Veteran theatre director Feisal Alkazi, who has worked with kids who witnessed the 1984 anti-Sikh riots and the Assam Movement, says the more you talk about any issue, the more you come to terms with it. “The more you bottle it up, the more traumatic it’s going to be.”

He recounts the play on the Diary of Anne Frank that he staged with a few kids from South Delhi schools at BC Pal Auditorium at CR Park. “The suggestion from the kids themselves who found it relevant to what’s happening in Delhi today. It was so ironic that the day we did the show, December 15, was when the Jamia violence took place. Many of the kids live in that vicinity, at New Friends Colony, so they started getting frantic calls after the show. The show had such an amazing resonance with the kids and audience who found it therapeutic.”

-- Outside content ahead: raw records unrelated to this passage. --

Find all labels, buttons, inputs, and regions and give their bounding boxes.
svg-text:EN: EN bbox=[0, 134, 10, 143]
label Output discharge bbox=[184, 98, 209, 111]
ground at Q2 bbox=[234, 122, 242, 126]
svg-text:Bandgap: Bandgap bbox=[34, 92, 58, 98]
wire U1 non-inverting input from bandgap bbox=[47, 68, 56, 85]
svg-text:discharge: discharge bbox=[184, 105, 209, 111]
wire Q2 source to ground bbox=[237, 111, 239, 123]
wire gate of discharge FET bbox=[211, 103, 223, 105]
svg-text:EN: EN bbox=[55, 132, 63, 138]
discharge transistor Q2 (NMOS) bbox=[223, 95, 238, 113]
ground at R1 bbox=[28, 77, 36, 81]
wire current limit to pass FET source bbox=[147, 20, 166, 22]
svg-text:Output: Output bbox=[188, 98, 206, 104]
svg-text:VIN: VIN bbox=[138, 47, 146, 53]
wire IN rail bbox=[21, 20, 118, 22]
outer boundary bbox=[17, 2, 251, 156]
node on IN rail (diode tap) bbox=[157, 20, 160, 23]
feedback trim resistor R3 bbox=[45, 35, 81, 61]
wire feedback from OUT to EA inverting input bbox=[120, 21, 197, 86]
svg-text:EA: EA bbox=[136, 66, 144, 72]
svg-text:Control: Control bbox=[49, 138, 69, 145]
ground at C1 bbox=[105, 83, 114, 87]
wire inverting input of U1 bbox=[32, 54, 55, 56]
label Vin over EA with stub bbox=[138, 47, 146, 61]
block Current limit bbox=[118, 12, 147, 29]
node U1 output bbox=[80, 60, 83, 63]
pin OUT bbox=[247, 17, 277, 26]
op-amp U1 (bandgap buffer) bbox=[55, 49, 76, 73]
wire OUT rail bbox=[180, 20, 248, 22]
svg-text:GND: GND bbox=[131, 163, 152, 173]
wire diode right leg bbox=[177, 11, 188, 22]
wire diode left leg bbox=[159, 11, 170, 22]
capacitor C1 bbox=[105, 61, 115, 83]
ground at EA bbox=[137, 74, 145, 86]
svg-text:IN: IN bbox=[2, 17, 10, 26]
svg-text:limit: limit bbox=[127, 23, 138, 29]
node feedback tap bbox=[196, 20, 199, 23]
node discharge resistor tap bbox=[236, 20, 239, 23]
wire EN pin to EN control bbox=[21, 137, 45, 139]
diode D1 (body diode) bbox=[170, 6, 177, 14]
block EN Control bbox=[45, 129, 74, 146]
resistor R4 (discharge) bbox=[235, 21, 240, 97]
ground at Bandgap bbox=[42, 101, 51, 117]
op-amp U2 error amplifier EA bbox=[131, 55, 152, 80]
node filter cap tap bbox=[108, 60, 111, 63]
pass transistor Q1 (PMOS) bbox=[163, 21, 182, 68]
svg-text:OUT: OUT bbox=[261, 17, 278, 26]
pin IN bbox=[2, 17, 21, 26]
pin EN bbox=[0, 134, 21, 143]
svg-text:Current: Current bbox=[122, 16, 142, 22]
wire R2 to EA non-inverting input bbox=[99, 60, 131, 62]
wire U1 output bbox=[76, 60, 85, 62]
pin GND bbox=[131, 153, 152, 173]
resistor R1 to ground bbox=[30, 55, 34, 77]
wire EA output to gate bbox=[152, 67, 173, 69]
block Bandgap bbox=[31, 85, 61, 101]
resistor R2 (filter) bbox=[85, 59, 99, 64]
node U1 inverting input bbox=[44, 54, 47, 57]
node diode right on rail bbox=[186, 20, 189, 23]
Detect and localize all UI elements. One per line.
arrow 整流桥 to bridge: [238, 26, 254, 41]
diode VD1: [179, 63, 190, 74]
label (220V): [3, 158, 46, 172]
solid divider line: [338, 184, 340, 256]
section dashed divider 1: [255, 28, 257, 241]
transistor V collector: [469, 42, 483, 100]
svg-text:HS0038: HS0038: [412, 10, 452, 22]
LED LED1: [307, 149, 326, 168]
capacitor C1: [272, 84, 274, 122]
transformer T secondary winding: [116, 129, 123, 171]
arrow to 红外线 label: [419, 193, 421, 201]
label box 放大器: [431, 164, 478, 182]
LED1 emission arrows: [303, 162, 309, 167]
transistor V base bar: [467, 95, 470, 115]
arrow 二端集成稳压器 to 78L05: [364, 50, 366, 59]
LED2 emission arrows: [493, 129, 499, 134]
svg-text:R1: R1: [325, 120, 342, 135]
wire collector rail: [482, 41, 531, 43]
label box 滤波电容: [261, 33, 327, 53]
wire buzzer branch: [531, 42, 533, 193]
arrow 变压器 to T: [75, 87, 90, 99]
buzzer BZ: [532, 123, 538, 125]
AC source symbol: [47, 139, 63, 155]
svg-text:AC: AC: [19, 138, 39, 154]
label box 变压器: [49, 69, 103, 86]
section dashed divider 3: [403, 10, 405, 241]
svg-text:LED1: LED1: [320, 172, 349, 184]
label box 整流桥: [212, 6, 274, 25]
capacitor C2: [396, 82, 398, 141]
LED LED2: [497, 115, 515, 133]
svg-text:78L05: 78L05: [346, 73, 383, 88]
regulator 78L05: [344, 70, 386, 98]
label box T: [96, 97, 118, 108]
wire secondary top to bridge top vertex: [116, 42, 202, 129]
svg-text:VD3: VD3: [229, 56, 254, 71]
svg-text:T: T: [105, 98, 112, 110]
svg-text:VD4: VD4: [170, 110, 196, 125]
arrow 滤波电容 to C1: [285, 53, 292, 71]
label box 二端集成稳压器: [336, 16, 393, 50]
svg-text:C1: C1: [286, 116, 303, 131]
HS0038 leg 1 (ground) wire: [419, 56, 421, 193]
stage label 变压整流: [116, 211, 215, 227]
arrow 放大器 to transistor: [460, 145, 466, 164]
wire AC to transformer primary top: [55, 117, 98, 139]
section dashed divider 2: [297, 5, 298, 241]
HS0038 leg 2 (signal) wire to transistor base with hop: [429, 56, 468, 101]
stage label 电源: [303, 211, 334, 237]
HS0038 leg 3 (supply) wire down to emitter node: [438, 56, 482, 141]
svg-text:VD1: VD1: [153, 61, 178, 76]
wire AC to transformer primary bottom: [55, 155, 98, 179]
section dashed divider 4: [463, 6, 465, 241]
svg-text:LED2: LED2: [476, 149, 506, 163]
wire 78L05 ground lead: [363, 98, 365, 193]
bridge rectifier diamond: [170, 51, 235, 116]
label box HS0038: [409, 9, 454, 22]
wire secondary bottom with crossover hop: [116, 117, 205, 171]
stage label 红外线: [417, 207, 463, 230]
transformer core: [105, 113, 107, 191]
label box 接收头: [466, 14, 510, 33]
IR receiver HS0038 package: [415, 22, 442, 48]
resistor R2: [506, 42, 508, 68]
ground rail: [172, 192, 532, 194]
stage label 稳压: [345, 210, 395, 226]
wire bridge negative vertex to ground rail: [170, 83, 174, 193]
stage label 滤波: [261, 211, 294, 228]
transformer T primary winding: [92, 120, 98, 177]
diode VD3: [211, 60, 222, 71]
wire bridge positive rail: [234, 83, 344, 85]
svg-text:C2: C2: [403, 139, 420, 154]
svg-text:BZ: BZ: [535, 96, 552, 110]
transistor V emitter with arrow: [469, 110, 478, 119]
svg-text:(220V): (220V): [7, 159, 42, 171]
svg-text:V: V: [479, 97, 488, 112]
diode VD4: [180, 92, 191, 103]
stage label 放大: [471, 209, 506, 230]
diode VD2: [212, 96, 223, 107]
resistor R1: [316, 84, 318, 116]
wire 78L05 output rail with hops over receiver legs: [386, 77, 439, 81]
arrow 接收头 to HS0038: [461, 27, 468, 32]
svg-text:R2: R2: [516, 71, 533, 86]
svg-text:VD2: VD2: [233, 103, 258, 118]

Rannu Pathak, Senior Coordinator at Mount Abu Public School, Sector 5, Rohini, who also teaches Political Science to Class 11 and 12 students, says she tells her students how violence is politically orchestrated and not to trust social media for the fake news it coughs up.

She has given projects and held classroom discussions with the students on Article 370, Ayodhya dispute, CAA, Operation Blue star, etc.

She says, “I don’t harp on what is right or wrong, because at their age they are yet to form an opinion and back in the four walls of their homes, they may get to hear something else and get confused. I only tell them that every issue has two sides, how rumour mongering instigates society, that half ignorance is dangerous, to have an opinion that is backed by logic but not get carried away by it, and learning to agree to disagree…which is what democracy is about. We try to make our children responsible citizens.”